State Attorney General Notification — 45 CFR §164.412

Requirement Detail
Threshold Breaches involving residents of the state; most states require notification for 500+ affected residents
Timeline Concurrent with or prior to individual notification
Content Same as individual notification content
Method Written notice to the attorney general of each state where affected individuals reside

Media Notification — 45 CFR §164.406

Requirement Detail
Threshold Breach affecting 500 or more individuals in a single state or jurisdiction
Timeline Without unreasonable delay, no later than 60 days from discovery
Method Prominent media outlets serving the state or jurisdiction (newspaper, TV, radio)
Content Same as individual notification content

Breach Exceptions — 45 CFR §164.402(1)

Three exceptions to the definition of "breach" (not reportable even if unsecured PHI is involved):

Exception 1: Unintentional Acquisition

Good-faith, unintentional acquisition, access, or use of PHI by a workforce member or person acting under the covered entity's authority, if made within the scope of authority and without further impermissible use or disclosure.
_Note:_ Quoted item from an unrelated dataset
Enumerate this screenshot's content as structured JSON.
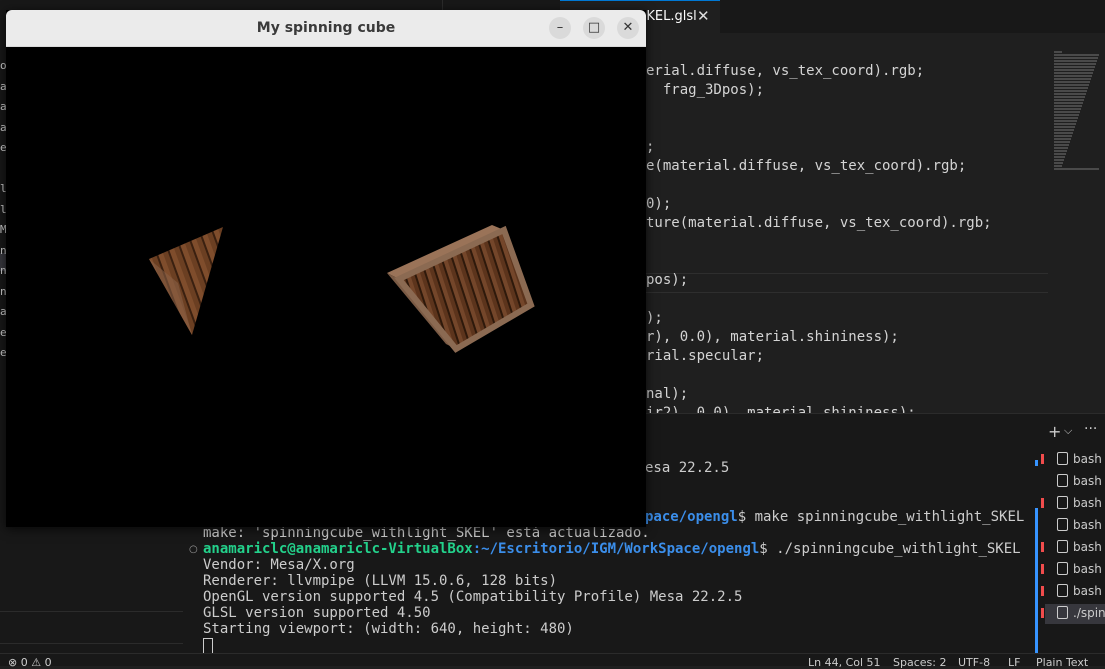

Exception 2: Inadvertent Disclosure Within Organization

Inadvertent disclosure of PHI by a person authorized to access PHI at a covered entity or business associate to another person authorized to access PHI at the same entity, and the PHI is not further used or disclosed impermissibly.

Exception 3: Good Faith Belief of No Retention

Disclosure of PHI where the covered entity or business associate has a good-faith belief that the unauthorized person would not reasonably have been able to retain the information.

Business Associate Obligations — 45 CFR §164.410

  1. Business associate must notify the covered entity of a breach without unreasonable delay, and no later than 60 days from discovery (or a shorter period specified in the BAA).
  2. The notification must include: identification of each individual affected (if known), and any other available information the covered entity needs to provide individual notification.
  3. The covered entity is ultimately responsible for providing all required notifications.

Penalties for Non-Compliance

Tier Knowledge Level Per Violation Annual Cap
Tier 1 Did not know and could not have known $137 - $68,928 $2,067,813
Tier 2 Reasonable cause, not willful neglect $1,379 - $68,928 $2,067,813
Tier 3 Willful neglect, corrected within 30 days $13,785 - $68,928 $2,067,813
Tier 4 Willful neglect, not corrected $68,928 - $2,067,813 $2,067,813

(Penalty amounts adjusted for inflation per Federal Register notice, effective 2025.)

Integration with State Laws

HIPAA breach notification does not preempt state breach notification laws that provide greater protection or additional requirements. Covered entities must comply with both HIPAA and applicable state laws. In practice:

  • HIPAA 60-day deadline is the outer limit; some states impose shorter deadlines.
  • State content requirements may exceed HIPAA minimums.
  • State AG notification may be required even for breaches under 500 individuals depending on state law.